Question

A particle moves along the \(x\) axis under the influence of a conservative force that is described by $$\overrightarrow{\mathbf{F}}=-\alpha x e^{-\beta x^{2}} \hat{\mathbf{i}}$$ where \(\alpha\) and \(\beta\) are constants. Find the potential energy function \(U(x)\).

Short answer

The potential energy function will be \(U(x) = -\alpha e^{-\beta x^{2}}\).

Step-by-step solution

Observe the Force Component

Notice that the force \(\overrightarrow{\mathbf{F}}\) is only along the x-axis and its expression is given by \(-\alpha x e^{-\beta x^{2}}\). The \(\hat{\mathbf{i}}\) indicates the direction of the force, which in this case is in the x-direction.

Implement the Relation Between Force and Potential Energy

Recall that the force is the negative gradient of potential energy. Hence, in terms of potential energy \(U(x)\), the force can be expressed as \(\overrightarrow{\mathbf{F}} = - \nabla{U(x)}\), where \(\nabla\) is the nabla operator symbolizing a vector differential. Since the force is acting only in the x-direction, this can be simplified to \(\overrightarrow{\mathbf{F}} = -\frac{d}{dx} U(x)\).

Solve for the Potential Energy Function

Now integrate the force equation with respect to \(x\) to solve for \(U(x)\). This will yield: \(U(x) = - \int -\alpha x e^{-\beta x^{2}} dx\). To solve this type of integral, make a substitution, let \(u = \beta x^{2}\). This will convert the integral into the form: \(U(x) = \alpha \int e^{-u} du\). This integral results in \(-\alpha e^{-u}\). Now, revert back to the x variable by substituting \(u\) with \(\beta x^{2}\). Hence, the potential energy function will be \(U(x) = -\alpha e^{-\beta x^{2}}\). Finally, normally a constant of integration would abound, but dealing with potential energy we can choose our zero level freely, and therefore we can set this constant to zero.

Key concepts

Understanding Conservative Forces

At the heart of many physical systems is the concept of a conservative force. These are forces that have the special property of conserving mechanical energy, regardless of the path taken by the object upon which they act. In other words, the work performed by a conservative force on an object moving between two points is the same, no matter what path is taken.

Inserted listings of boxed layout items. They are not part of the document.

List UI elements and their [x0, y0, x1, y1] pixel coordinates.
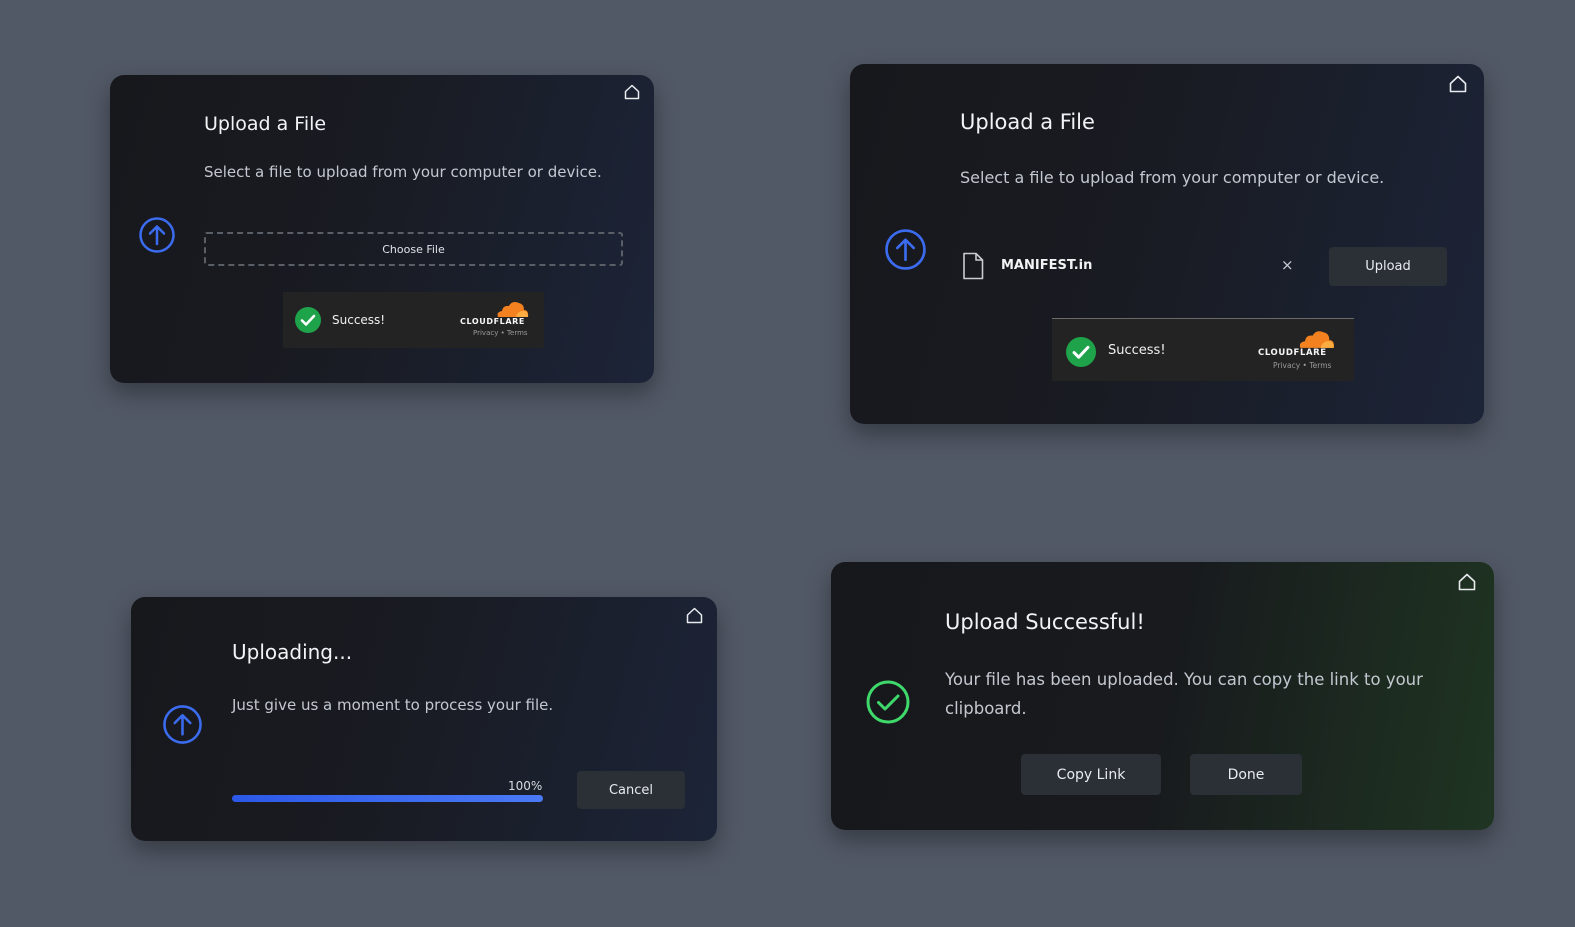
file-icon — [962, 252, 984, 280]
done-button[interactable]: Done — [1190, 754, 1302, 795]
progress-fill — [232, 795, 543, 802]
upload-card-choose: Upload a File Select a file to upload fr… — [110, 75, 654, 383]
cloudflare-brand: CLOUDFLARE — [1258, 348, 1327, 358]
turnstile-widget: Success! CLOUDFLARE Privacy • Terms — [283, 292, 544, 348]
choose-file-dropzone[interactable]: Choose File — [204, 232, 623, 266]
card-description: Just give us a moment to process your fi… — [232, 696, 554, 714]
selected-file-name: MANIFEST.in — [1001, 258, 1093, 273]
remove-file-button[interactable]: × — [1281, 256, 1294, 274]
card-title: Upload a File — [960, 110, 1095, 134]
card-description-line2: clipboard. — [945, 699, 1027, 718]
turnstile-status: Success! — [1108, 343, 1166, 358]
turnstile-status: Success! — [332, 313, 386, 327]
upload-arrow-circle-icon — [884, 228, 927, 271]
home-icon[interactable] — [623, 83, 641, 101]
upload-arrow-circle-icon — [138, 216, 176, 254]
check-circle-icon — [1066, 337, 1096, 367]
home-icon[interactable] — [685, 606, 704, 625]
card-title: Upload Successful! — [945, 610, 1145, 634]
card-description: Select a file to upload from your comput… — [204, 163, 602, 181]
home-icon[interactable] — [1457, 572, 1477, 592]
card-title: Uploading... — [232, 640, 353, 664]
progress-bar — [232, 795, 543, 802]
progress-percent: 100% — [508, 779, 543, 793]
privacy-terms-links[interactable]: Privacy • Terms — [1273, 361, 1331, 370]
card-title: Upload a File — [204, 113, 327, 135]
card-description-line1: Your file has been uploaded. You can cop… — [945, 670, 1423, 689]
cloudflare-brand: CLOUDFLARE — [460, 317, 525, 326]
card-description: Select a file to upload from your comput… — [960, 168, 1385, 187]
turnstile-widget: Success! CLOUDFLARE Privacy • Terms — [1052, 318, 1354, 381]
cancel-button[interactable]: Cancel — [577, 771, 685, 809]
upload-button[interactable]: Upload — [1329, 247, 1447, 286]
upload-card-selected: Upload a File Select a file to upload fr… — [850, 64, 1484, 424]
upload-success-card: Upload Successful! Your file has been up… — [831, 562, 1494, 830]
home-icon[interactable] — [1448, 74, 1468, 94]
copy-link-button[interactable]: Copy Link — [1021, 754, 1161, 795]
uploading-card: Uploading... Just give us a moment to pr… — [131, 597, 717, 841]
privacy-terms-links[interactable]: Privacy • Terms — [473, 329, 528, 337]
check-circle-icon — [295, 307, 321, 333]
upload-arrow-circle-icon — [162, 704, 203, 745]
check-circle-icon — [865, 679, 911, 725]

Examples of conservative forces include gravity and electrostatic forces. Notably, in the context of the provided exercise, knowing that a force is conservative allows us to deduce the existence of a potential energy function, which is a scalar field representing the potential energy per unit mass at every point in space. This potential energy function is especially significant because it is related to the force experienced by a particle at any position along its trajectory. It's crucial to recognize that the change in potential energy is negative to the work done by the conservative force.

The Nabla Operator in Physics

The nabla operator, denoted as abla, is a vector differential operator used extensively in physics. It enables the calculation of quantities like the gradient, divergence, and curl, which are central to the fields of classical mechanics, electromagnetism, and fluid dynamics.

In the simplest terms, the nabla operator is a symbolic representation that encapsulates the information of partial derivatives concerning the spatial variables. When applied to a scalar field like the potential energy function, it yields the gradient of that field, which tells us how the function changes over space. In the case of a one-dimensional problem like our textbook exercise, the nabla operator reduces to a simple derivative with respect to the single spatial variable.

Gradient in Physics

To gain deeper insights into conservative forces and potential energy, it's helpful to explore the gradient. In physics, the gradient represents the rate and direction of change in a scalar field. The gradient points in the direction of the greatest increase of the function, and its magnitude corresponds to the rate of increase.

In a physical sense, for a potential energy field, the gradient would indicate the direction in which the potential energy increases most rapidly. As seen in our exercise, the gradient also has a direct relationship with the force, given by abla U(x)abla U(x)—the force is the negative gradient of the potential energy function. This negative sign conveys that the force experienced by a particle will be in the direction that decreases its potential energy.

Integration in Physics

The process of integration in physics is a fundamental tool used to solve many problems, such as finding potential energies from forces. Integration can be thought of as summing infinitesimally small quantities to find a whole. It allows us to reconstruct a function (like potential energy) from its derivative (like force).

In our exercise, integration is employed to determine the potential energy function from the given force function. By integrating the negative of the force with respect to position, we are effectively accumulating the work done by the force over a certain distance, which corresponds to the change in potential energy. This integral gives us the potential energy function up to a constant, which can typically be set to zero at a point where the potential energy is arbitrarily defined to be zero.